As regards India HSBC has raised their growth forecasts from 9 per cent to 11.2 per cent for the coming fiscal year 2021-22 (FY22).
“By some measures, industrial activity is only a few percentage points below its pre-pandemic peak. Mobility, too, has largely recovered, which should help spur services demand, which is still 25 per cent below pre-pandemic level in the coming months,” the HSBC report said.
Despite rising crude oil and auto fuel prices in India, the research and brokerage house has lowered the consumer price inflation (CPI) forecast for 2021 to 4.9 per cent and to 4.7 per cent for 2022. Besides India, HSBC has cut 2021 CPI inflation forecasts for Hong Kong, Indonesia, Japan, Singapore, Thailand, and Vietnam. In Korea and Malaysia, the upward revisions were marginal.
“Despite recent market jitters about rising price pressures – and we certainly share concerns about near-term volatility – the medium term outlook for inflation in much of Asia remains relatively benign,” Neumann wrote.
From their April 2020 low of around $19 a barrel, Brent crude prices have flared 230 per cent to over $63 a barrel now. Petrol prices back home have breezed past Rs 100 per liter mark in some cities. This, some analysts fear, could stoke inflation and pose a threat to the fragile economic recovery.
CPI inflation continued to moderate in January, coming in at 4.06 per cent, driven by fall in perishable food components and favourable base effects, even as core inflation ticked up marginally.
Increasing input costs, higher commodity prices and seasonal upside in food price during the summer remains key risks to inflation, analysts at Barclays said, especially as pricing power returns.

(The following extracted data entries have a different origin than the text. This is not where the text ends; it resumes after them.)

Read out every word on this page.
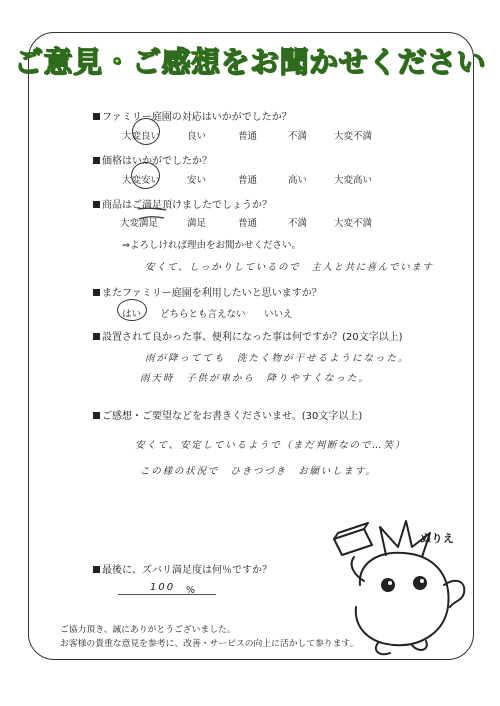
ご意見・ご感想をお聞かせください
ファミリー庭園の対応はいかがでしたか？
大変良い	良い	普通	不満	大変不満
価格はいかがでしたか？
大変安い	安い	普通	高い	大変高い
商品はご満足頂けましたでしょうか？
大変満足	満足	普通	不満	大変不満
⇒よろしければ理由をお聞かせください。
安くて、しっかりしているので　主人と共に喜んでいます
またファミリー庭園を利用したいと思いますか？
はい どちらとも言えない いいえ
設置されて良かった事、便利になった事は何ですか？(20文字以上)
雨が降ってても　洗たく物が干せるようになった。
雨天時　子供が車から　降りやすくなった。
ご感想・ご要望などをお書きくださいませ。(30文字以上)
安くて、安定しているようで（まだ判断なので…笑）
この様の状況で　ひきつづき　お願いします。
最後に、ズバリ満足度は何％ですか？
100 %
ぬりえ
ご協力頂き、誠にありがとうございました。
お客様の貴重な意見を参考に、改善・サービスの向上に活かして参ります。
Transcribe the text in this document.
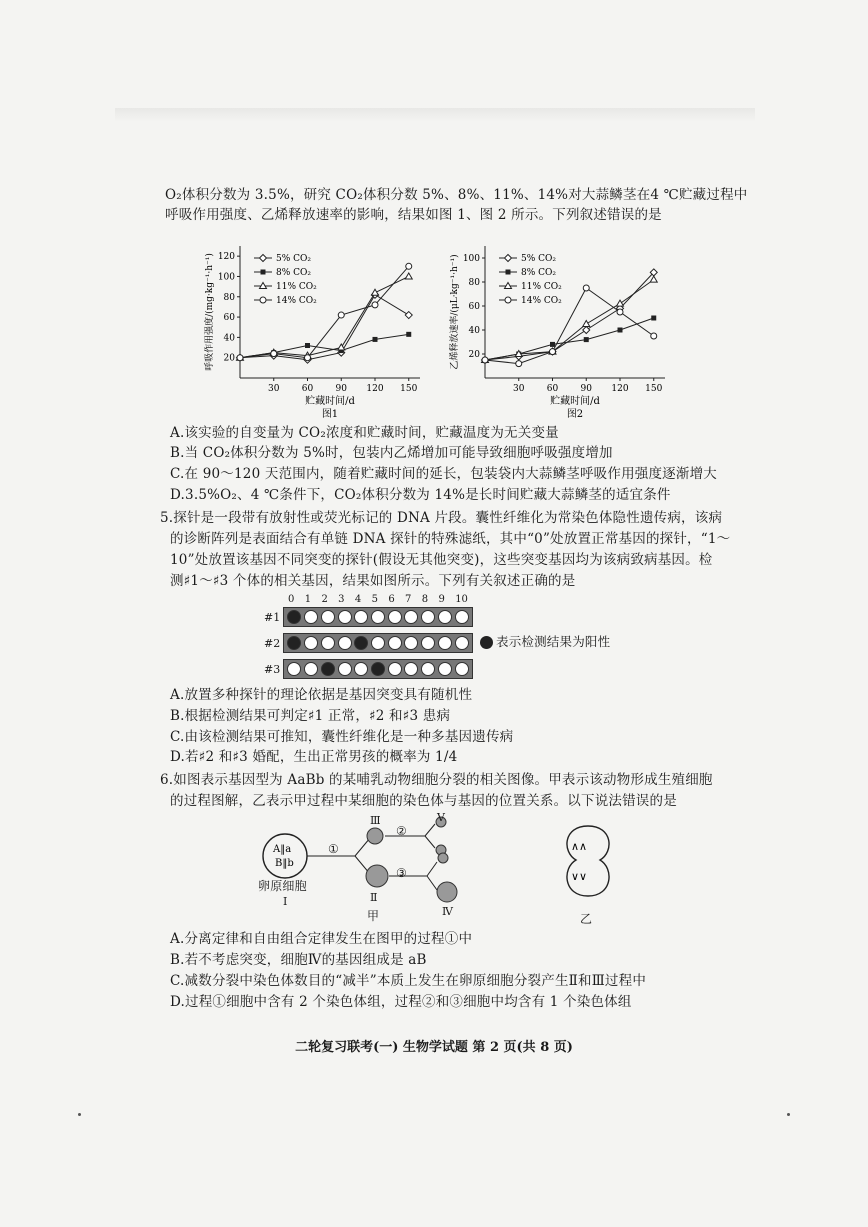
O₂体积分数为 3.5%，研究 CO₂体积分数 5%、8%、11%、14%对大蒜鳞茎在4 ℃贮藏过程中
呼吸作用强度、乙烯释放速率的影响，结果如图 1、图 2 所示。下列叙述错误的是
20
40
60
80
100
120
30 60 90 120 150
贮藏时间/d
图1
呼吸作用强度/(mg·kg⁻¹·h⁻¹)	5% CO₂
8% CO₂
11% CO₂
14% CO₂
20
40
60
80
100
30 60 90 120 150
贮藏时间/d
图2
乙烯释放速率/(μL·kg⁻¹·h⁻¹)	5% CO₂
8% CO₂
11% CO₂
14% CO₂
A.该实验的自变量为 CO₂浓度和贮藏时间，贮藏温度为无关变量
B.当 CO₂体积分数为 5%时，包装内乙烯增加可能导致细胞呼吸强度增加
C.在 90～120 天范围内，随着贮藏时间的延长，包装袋内大蒜鳞茎呼吸作用强度逐渐增大
D.3.5%O₂、4 ℃条件下，CO₂体积分数为 14%是长时间贮藏大蒜鳞茎的适宜条件
5.探针是一段带有放射性或荧光标记的 DNA 片段。囊性纤维化为常染色体隐性遗传病，该病
的诊断阵列是表面结合有单链 DNA 探针的特殊滤纸，其中“0”处放置正常基因的探针，“1～
10”处放置该基因不同突变的探针(假设无其他突变)，这些突变基因均为该病致病基因。检
测♯1～♯3 个体的相关基因，结果如图所示。下列有关叙述正确的是
0 1 2 3 4 5 6 7 8 9 10
#1
#2
#3
表示检测结果为阳性
A.放置多种探针的理论依据是基因突变具有随机性
B.根据检测结果可判定♯1 正常，♯2 和♯3 患病
C.由该检测结果可推知，囊性纤维化是一种多基因遗传病
D.若♯2 和♯3 婚配，生出正常男孩的概率为 1/4
6.如图表示基因型为 AaBb 的某哺乳动物细胞分裂的相关图像。甲表示该动物形成生殖细胞
的过程图解，乙表示甲过程中某细胞的染色体与基因的位置关系。以下说法错误的是
A‖a
B‖b
①
②
③
Ⅲ	Ⅴ
Ⅱ
Ⅳ
卵原细胞
Ⅰ
甲
∧∧
∨∨
乙
A.分离定律和自由组合定律发生在图甲的过程①中
B.若不考虑突变，细胞Ⅳ的基因组成是 aB
C.减数分裂中染色体数目的“减半”本质上发生在卵原细胞分裂产生Ⅱ和Ⅲ过程中
D.过程①细胞中含有 2 个染色体组，过程②和③细胞中均含有 1 个染色体组
二轮复习联考(一) 生物学试题 第 2 页(共 8 页)
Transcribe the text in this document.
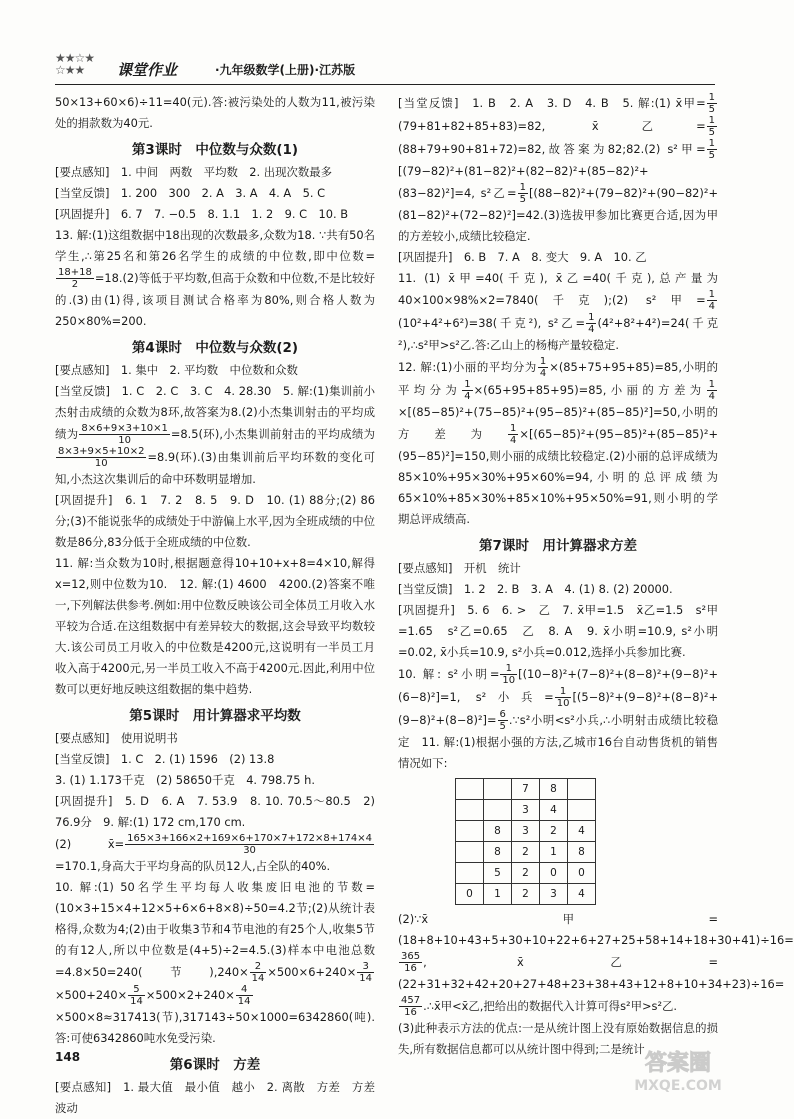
★★☆★
☆★★	课堂作业	·九年级数学(上册)·江苏版

50×13+60×6)÷11=40(元).答:被污染处的人数为11,被污染处的捐款数为40元.

第3课时　中位数与众数(1)

[要点感知]　1. 中间　两数　平均数　2. 出现次数最多

[当堂反馈]　1. 200　300　2. A　3. A　4. A　5. C

[巩固提升]　6. 7　7. −0.5　8. 1.1　1. 2　9. C　10. B

13. 解:(1)这组数据中18出现的次数最多,众数为18. ∵共有50名学生,∴第25名和第26名学生的成绩的中位数,即中位数=
$\frac{18+18}{2} =18.(2)$等低于平均数,但高于众数和中位数,不是比较好的.(3)由(1)得,该项目测试合格率为80%,则合格人数为250×80%=200.

第4课时　中位数与众数(2)

[要点感知]　1. 集中　2. 平均数　中位数和众数

[当堂反馈]　1. C　2. C　3. C　4. 28.30　5. 解:(1)集训前小杰射击成绩的众数为8环,故答案为8.(2)小杰集训射击的平均成绩为 $\frac{8\times 6+9\times 3+10\times 1}{10} =8.5$(环),小杰集训前射击的平均成绩为
$\frac{8\times 3+9\times 5+10\times 2}{10} =8.9$(环).(3)由集训前后平均环数的变化可知,小杰这次集训后的命中环数明显增加.

[巩固提升]　6. 1　7. 2　8. 5　9. D　10. (1) 88分;(2) 86分;(3)不能说张华的成绩处于中游偏上水平,因为全班成绩的中位数是86分,83分低于全班成绩的中位数.

11. 解:当众数为10时,根据题意得10+10+x+8=4×10,解得x=12,则中位数为10.　12. 解:(1) 4600　4200.(2)答案不唯一,下列解法供参考.例如:用中位数反映该公司全体员工月收入水平较为合适.在这组数据中有差异较大的数据,这会导致平均数较大.该公司员工月收入的中位数是4200元,这说明有一半员工月收入高于4200元,另一半员工收入不高于4200元.因此,利用中位数可以更好地反映这组数据的集中趋势.

第5课时　用计算器求平均数

[要点感知]　使用说明书

[当堂反馈]　1. C　2. (1) 1596　(2) 13.8

3. (1) 1.173千克　(2) 58650千克　4. 798.75 h.

[巩固提升]　5. D　6. A　7. 53.9　8. 10. 70.5～80.5　2) 76.9分　9. 解:(1) 172 cm,170 cm.

(2) x̄= $\frac{165\times 3+166\times 2+169\times 6+170\times 7+172\times 8+174\times 4}{30}$
=170.1,身高大于平均身高的队员12人,占全队的40%.

10. 解:(1) 50名学生平均每人收集废旧电池的节数=(10×3+15×4+12×5+6×6+8×8)÷50=4.2节;(2)从统计表格得,众数为4;(2)由于收集3节和4节电池的有25个人,收集5节的有12人,所以中位数是(4+5)÷2=4.5.(3)样本中电池总数=4.8×50=240(节)$,240\times \frac{2}{14} \times 500\times 6+240\times \frac{3}{14}$
$\times 500+240\times \frac{5}{14} \times 500\times 2+240\times \frac{4}{14}$
×500×8≈317413(节),317143÷50×1000=6342860(吨).答:可使6342860吨水免受污染.

第6课时　方差

[要点感知]　1. 最大值　最小值　越小　2. 离散　方差　方差　波动

[当堂反馈]　1. B　2. A　3. D　4. B　5. 解:(1) x̄甲= $\frac{1}{5}$
(79+81+82+85+83)=82, x̄乙= $\frac{1}{5}$
(88+79+90+81+72)=82,故答案为82;82.(2) s²甲= $\frac{1}{5}$
[(79−82)²+(81−82)²+(82−82)²+(85−82)²+(83−82)²]=4, s²乙= $\frac{1}{5} [(88-82)^2+(79-82)^2+(90-82)^2+(81-82)^2+(72-82)^2]=42.(3)$选拔甲参加比赛更合适,因为甲的方差较小,成绩比较稳定.

[巩固提升]　6. B　7. A　8. 变大　9. A　10. 乙

11. (1) x̄甲=40(千克), x̄乙=40(千克),总产量为40×100×98%×2=7840(千克);(2) s²甲= $\frac{1}{4}$
(10²+4²+6²)=38(千克²), s²乙= $\frac{1}{4} (4^2+8^2+4^2)=24$(千克²),∴s²甲>s²乙.答:乙山上的杨梅产量较稳定.

12. 解:(1)小丽的平均分为 $\frac{1}{4} \times(85+75+95+85)=85$,小明的平均分为 $\frac{1}{4} \times(65+95+85+95)=85$,小丽的方差为 $\frac{1}{4}$
×[(85−85)²+(75−85)²+(95−85)²+(85−85)²]=50,小明的方差为 $\frac{1}{4} \times[(65-85)^2+(95-85)^2+(85-85)^2+(95-85)^2]=150$,则小丽的成绩比较稳定.(2)小丽的总评成绩为85×10%+95×30%+95×60%=94,小明的总评成绩为65×10%+85×30%+85×10%+95×50%=91,则小明的学期总评成绩高.

第7课时　用计算器求方差

[要点感知]　开机　统计

[当堂反馈]　1. 2　2. B　3. A　4. (1) 8. (2) 20000.

[巩固提升]　5. 6　6. >　乙　7. x̄甲=1.5　x̄乙=1.5　s²甲=1.65　s²乙=0.65　乙　8. A　9. x̄小明=10.9, s²小明=0.02, x̄小兵=10.9, s²小兵=0.012,选择小兵参加比赛.

10. 解: s²小明= $\frac{1}{10} [(10-8)^2+(7-8)^2+(8-8)^2+(9-8)^2+(6-8)^2]=1$, s²小兵= $\frac{1}{10} [(5-8)^2+(9-8)^2+(8-8)^2+(9-8)^2+(8-8)^2]= \frac{6}{5}$ .∵s²小明<s²小兵,∴小明射击成绩比较稳定　11. 解:(1)根据小强的方法,乙城市16台自动售货机的销售情况如下:

		7	8	
		3	4	
	8	3	2	4
	8	2	1	8
	5	2	0	0
0	1	2	3	4

(2)∵x̄甲=(18+8+10+43+5+30+10+22+6+27+25+58+14+18+30+41)÷16=
$\frac{365}{16}$ , x̄乙=(22+31+32+42+20+27+48+23+38+43+12+8+10+34+23)÷16=
$\frac{457}{16}$ .∴x̄甲<x̄乙,把给出的数据代入计算可得s²甲>s²乙.

(3)此种表示方法的优点:一是从统计图上没有原始数据信息的损失,所有数据信息都可以从统计图中得到;二是统计

148	答案圈
MXQE.COM
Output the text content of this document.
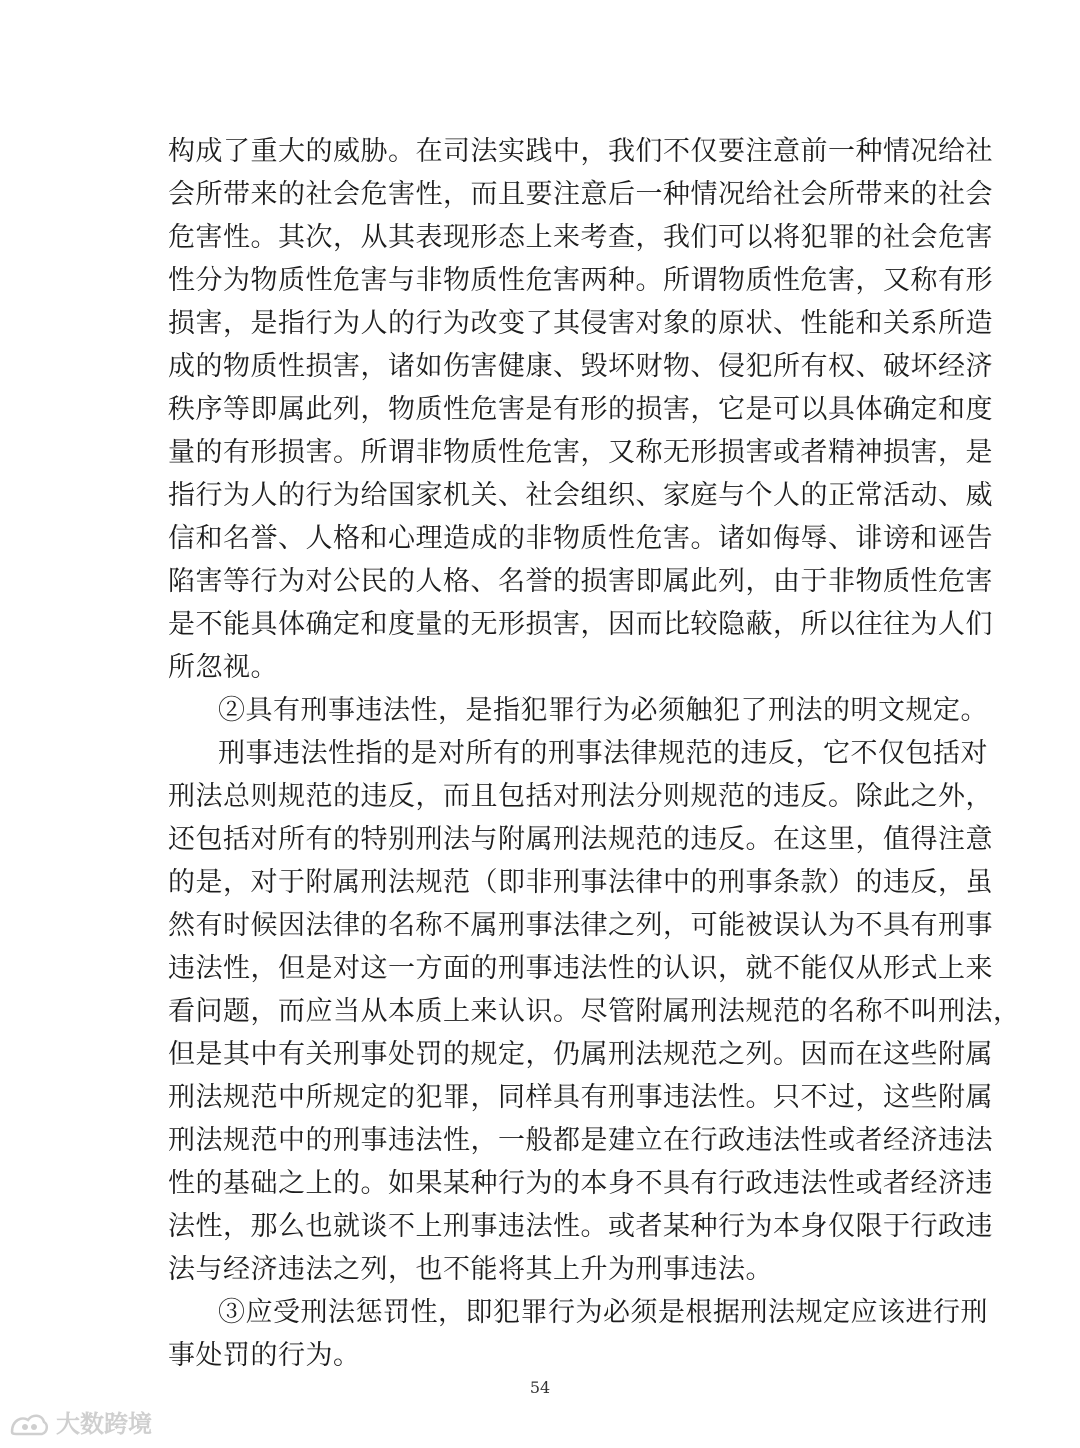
构成了重大的威胁。在司法实践中，我们不仅要注意前一种情况给社
会所带来的社会危害性，而且要注意后一种情况给社会所带来的社会
危害性。其次，从其表现形态上来考查，我们可以将犯罪的社会危害
性分为物质性危害与非物质性危害两种。所谓物质性危害，又称有形
损害，是指行为人的行为改变了其侵害对象的原状、性能和关系所造
成的物质性损害，诸如伤害健康、毁坏财物、侵犯所有权、破坏经济
秩序等即属此列，物质性危害是有形的损害，它是可以具体确定和度
量的有形损害。所谓非物质性危害，又称无形损害或者精神损害，是
指行为人的行为给国家机关、社会组织、家庭与个人的正常活动、威
信和名誉、人格和心理造成的非物质性危害。诸如侮辱、诽谤和诬告
陷害等行为对公民的人格、名誉的损害即属此列，由于非物质性危害
是不能具体确定和度量的无形损害，因而比较隐蔽，所以往往为人们
所忽视。
②具有刑事违法性，是指犯罪行为必须触犯了刑法的明文规定。
刑事违法性指的是对所有的刑事法律规范的违反，它不仅包括对
刑法总则规范的违反，而且包括对刑法分则规范的违反。除此之外，
还包括对所有的特别刑法与附属刑法规范的违反。在这里，值得注意
的是，对于附属刑法规范（即非刑事法律中的刑事条款）的违反，虽
然有时候因法律的名称不属刑事法律之列，可能被误认为不具有刑事
违法性，但是对这一方面的刑事违法性的认识，就不能仅从形式上来
看问题，而应当从本质上来认识。尽管附属刑法规范的名称不叫刑法，
但是其中有关刑事处罚的规定，仍属刑法规范之列。因而在这些附属
刑法规范中所规定的犯罪，同样具有刑事违法性。只不过，这些附属
刑法规范中的刑事违法性，一般都是建立在行政违法性或者经济违法
性的基础之上的。如果某种行为的本身不具有行政违法性或者经济违
法性，那么也就谈不上刑事违法性。或者某种行为本身仅限于行政违
法与经济违法之列，也不能将其上升为刑事违法。
③应受刑法惩罚性，即犯罪行为必须是根据刑法规定应该进行刑
事处罚的行为。
54
大数跨境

“We see the gap narrowing between wholesale price inflation (WPI) and CPI in the coming months as well, as goods inflation rises faster than services. We are bumping up our FY22 inflation projections, and now see consumer price inflation to average at 4.8 per cent y-o-y versus our previous estimate of 4.0 per cent y-o-y. In terms of its half-yearly trajectory, we see inflation averaging 5.2 per cent in H1 FY 2021-22, moderating to 4.5 per cent in FY 2021-22,” says Rahul Bajoria, chief India economist at Barclays India.